A teraz? Przytyłam, ale nie z powodu napadów - przytyłam z powodu innego odżywiania na co dzień. A to słodycz po pracy, a to pizza zamówiona ze znajomymi, a to piwko wieczorem.
Od września nie miałam żadnego napadu! Jak wracam do domu po wyjątkowo ciężkim dniu pracy, mogę się wyprzytulać i wyżalić mężowi. Zamieszkanie razem jest najlepszą rzeczą, która spotkała nas w ciągu 8 lat związku. Nawet jak kupiłam coś słodkiego, np. napoleonkę - to automatycznie druga napoleonka mężowi :)
Zdecydowanie mogę powiedzieć - nieobjadaczka :)
Plan na życie - odżywiać się trochę lepiej, zdrowiej, trochę się ruszać :)
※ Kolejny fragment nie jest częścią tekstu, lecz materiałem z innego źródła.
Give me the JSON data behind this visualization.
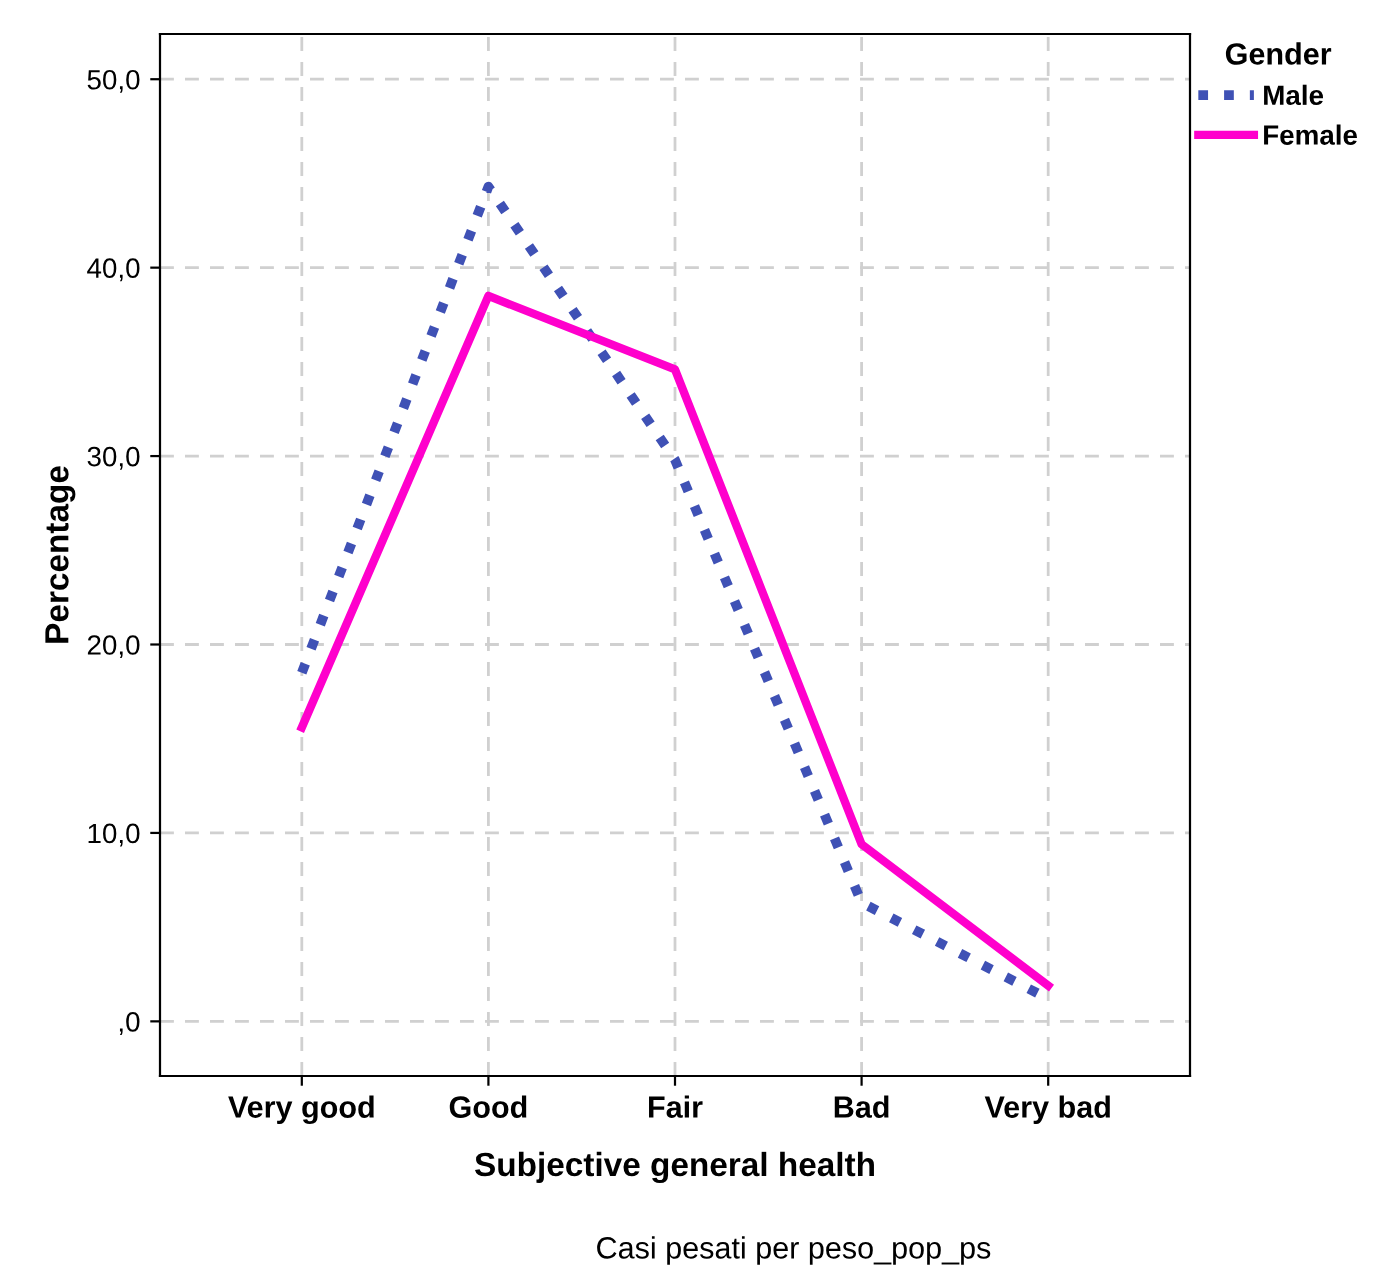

Buzia Laseczki :* I życzę Wam takich szczęśliwych małżeńskich dni, jakie my mamy teraz :)
borowahela
16 stycznia 2014, 08:31widac i czuc ze love is in the air:D
inesa75
15 stycznia 2014, 12:40wiem jak to jest ,pozdrawiam :)
stelza
15 stycznia 2014, 11:28piękne te plenerowe zdjecia...a co do objadaczki....to chyba ja mam to napewno zawsze mialam problem z jedzeniem i waga ale jakoś od czasu do czasu stawałam na nogi i robiłam z tym porzadek ...teraz jest strasznie, gorzej i coraz gorzej bym tez u psychiatry ale z inna sprawa a na kolejnej wizycie powiedziałam mu o ty problemie dał mi jakies tableki biore 3 dzien narzie wiekszy rezultatów nie widze , mysle o terapi grupowej ide za 1,5 tyg do niego musze popytac ...wiem ze sama juz sobie nie poradze czuje do siebie obrzydzenie :( jak ty sobie z tym poradziłaś?
papuniaa
15 stycznia 2014, 09:32:)
spelnioneMarzenie
14 stycznia 2014, 22:19:))
dorciaw1980
14 stycznia 2014, 21:16chwilo trwaj:)
Misuzu
14 stycznia 2014, 21:10Powodzenia! :)
ewcia.1234
14 stycznia 2014, 19:48Super ! Mam nadzieję, ze zdrowe jedzenie będzie przy Tobie trwało ! :)
fijka89
14 stycznia 2014, 17:32Wielki sukces! Tak trzymaj.